I have already posted this question to the StackOverflow
<http://stackoverflow.com/questions/43263942/how-to-convert-spark-mllib-vector-to-ml-vector>.
However, not getting any response from someone else. I'm trying to use
RandomForest algorithm for the classification after applying the PCA
technique since the dataset is pretty high-dimensional. Here's my source
code:
import org.apache.spark.mllib.util.MLUtils
import org.apache.spark.mllib.tree.RandomForest
import org.apache.spark.mllib.tree.model.RandomForestModel
import org.apache.spark.mllib.regression.LabeledPoint
import org.apache.spark.ml.linalg.{Vectors, VectorUDT}
import org.apache.spark.sql._
import org.apache.spark.sql.SQLContext
import org.apache.spark.sql.SparkSession
import org.apache.spark.ml.feature.PCA
import org.apache.spark.rdd.RDD
object PCAExample {
def main(args: Array[String]): Unit = {
val spark = SparkSession
.builder
.master("local[*]")
.config("spark.sql.warehouse.dir", "E:/Exp/")
.appName(s"OneVsRestExample")
.getOrCreate()
val dataset = MLUtils.loadLibSVMFile(spark.sparkContext, "data/mnist.bz2")
val splits = dataset.randomSplit(Array(0.7, 0.3), seed = 12345L)
val (trainingData, testData) = (splits(0), splits(1))
val sqlContext = new SQLContext(spark.sparkContext)
import sqlContext.implicits._
val trainingDF = trainingData.toDF("label", "features")
val pca = new PCA()
.setInputCol("features")
.setOutputCol("pcaFeatures")
.setK(100)
.fit(trainingDF)
val pcaTrainingData = pca.transform(trainingDF)
//pcaTrainingData.show()
val labeled = pca.transform(trainingDF).rdd.map(row => LabeledPoint(
row.getAs[Double]("label"),
row.getAs[org.apache.spark.mllib.linalg.Vector]("pcaFeatures")))

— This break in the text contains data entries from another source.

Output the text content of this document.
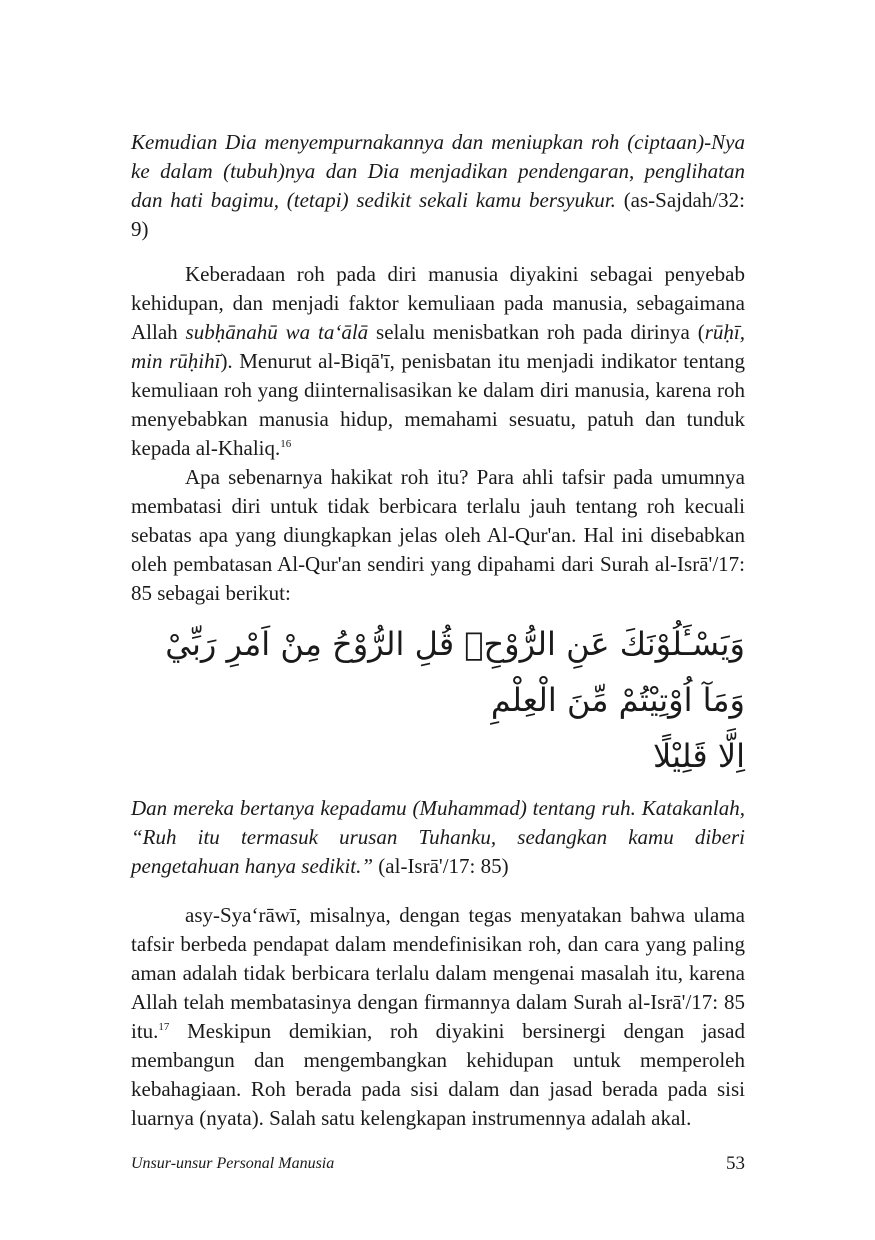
Kemudian Dia menyempurnakannya dan meniupkan roh (ciptaan)-Nya ke dalam (tubuh)nya dan Dia menjadikan pendengaran, penglihatan dan hati bagimu, (tetapi) sedikit sekali kamu bersyukur. (as-Sajdah/32: 9)

Keberadaan roh pada diri manusia diyakini sebagai penyebab kehidupan, dan menjadi faktor kemuliaan pada manusia, sebagaimana Allah subḥānahū wa ta‘ālā selalu menisbatkan roh pada dirinya (rūḥī, min rūḥihī). Menurut al-Biqā'ī, penisbatan itu menjadi indikator tentang kemuliaan roh yang diinternalisasikan ke dalam diri manusia, karena roh menyebabkan manusia hidup, memahami sesuatu, patuh dan tunduk kepada al-Khaliq.$^{16}$

Apa sebenarnya hakikat roh itu? Para ahli tafsir pada umumnya membatasi diri untuk tidak berbicara terlalu jauh tentang roh kecuali sebatas apa yang diungkapkan jelas oleh Al-Qur'an. Hal ini disebabkan oleh pembatasan Al-Qur'an sendiri yang dipahami dari Surah al-Isrā'/17: 85 sebagai berikut:

وَيَسْـَٔلُوْنَكَ عَنِ الرُّوْحِۗ قُلِ الرُّوْحُ مِنْ اَمْرِ رَبِّيْ وَمَآ اُوْتِيْتُمْ مِّنَ الْعِلْمِ
اِلَّا قَلِيْلًا

Dan mereka bertanya kepadamu (Muhammad) tentang ruh. Katakanlah, “Ruh itu termasuk urusan Tuhanku, sedangkan kamu diberi pengetahuan hanya sedikit.” (al-Isrā'/17: 85)

asy-Sya‘rāwī, misalnya, dengan tegas menyatakan bahwa ulama tafsir berbeda pendapat dalam mendefinisikan roh, dan cara yang paling aman adalah tidak berbicara terlalu dalam mengenai masalah itu, karena Allah telah membatasinya dengan firmannya dalam Surah al-Isrā'/17: 85 itu.$^{17}$ Meskipun demikian, roh diyakini bersinergi dengan jasad membangun dan mengembangkan kehidupan untuk memperoleh kebahagiaan. Roh berada pada sisi dalam dan jasad berada pada sisi luarnya (nyata). Salah satu kelengkapan instrumennya adalah akal.

Unsur-unsur Personal Manusia	53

//val labeled = pca.transform(trainingDF).rdd.map(row =>
LabeledPoint(row.getAs[Double]("label"),
//
Vector.fromML(row.getAs[org.apache.spark.ml.linalg.SparseVector]("features"))))
val numClasses = 10
val categoricalFeaturesInfo = Map[Int, Int]()
val numTrees = 10 // Use more in practice.
val featureSubsetStrategy = "auto" // Let the algorithm choose.
val impurity = "gini"
val maxDepth = 20
val maxBins = 32
val model = RandomForest.trainClassifier(labeled, numClasses,
categoricalFeaturesInfo,
numTrees, featureSubsetStrategy, impurity, maxDepth, maxBins)
}
}
However, I'm getting the following error:
*Exception in thread "main" java.lang.IllegalArgumentException: requirement
failed: Column features must be of type
org.apache.spark.ml.linalg.VectorUDT@3bfc3ba7 but was actually
org.apache.spark.mllib.linalg.VectorUDT@f71b0bce.*
What am I doing wrong in my code? Actually, I'm getting the above
exception in this line:
val pca = new PCA()
.setInputCol("features")
.setOutputCol("pcaFeatures")
.setK(100)
.fit(trainingDF) /// GETTING EXCEPTION HERE
Please, someone, help me to solve the problem.
Kind regards,
*Md. Rezaul Karim*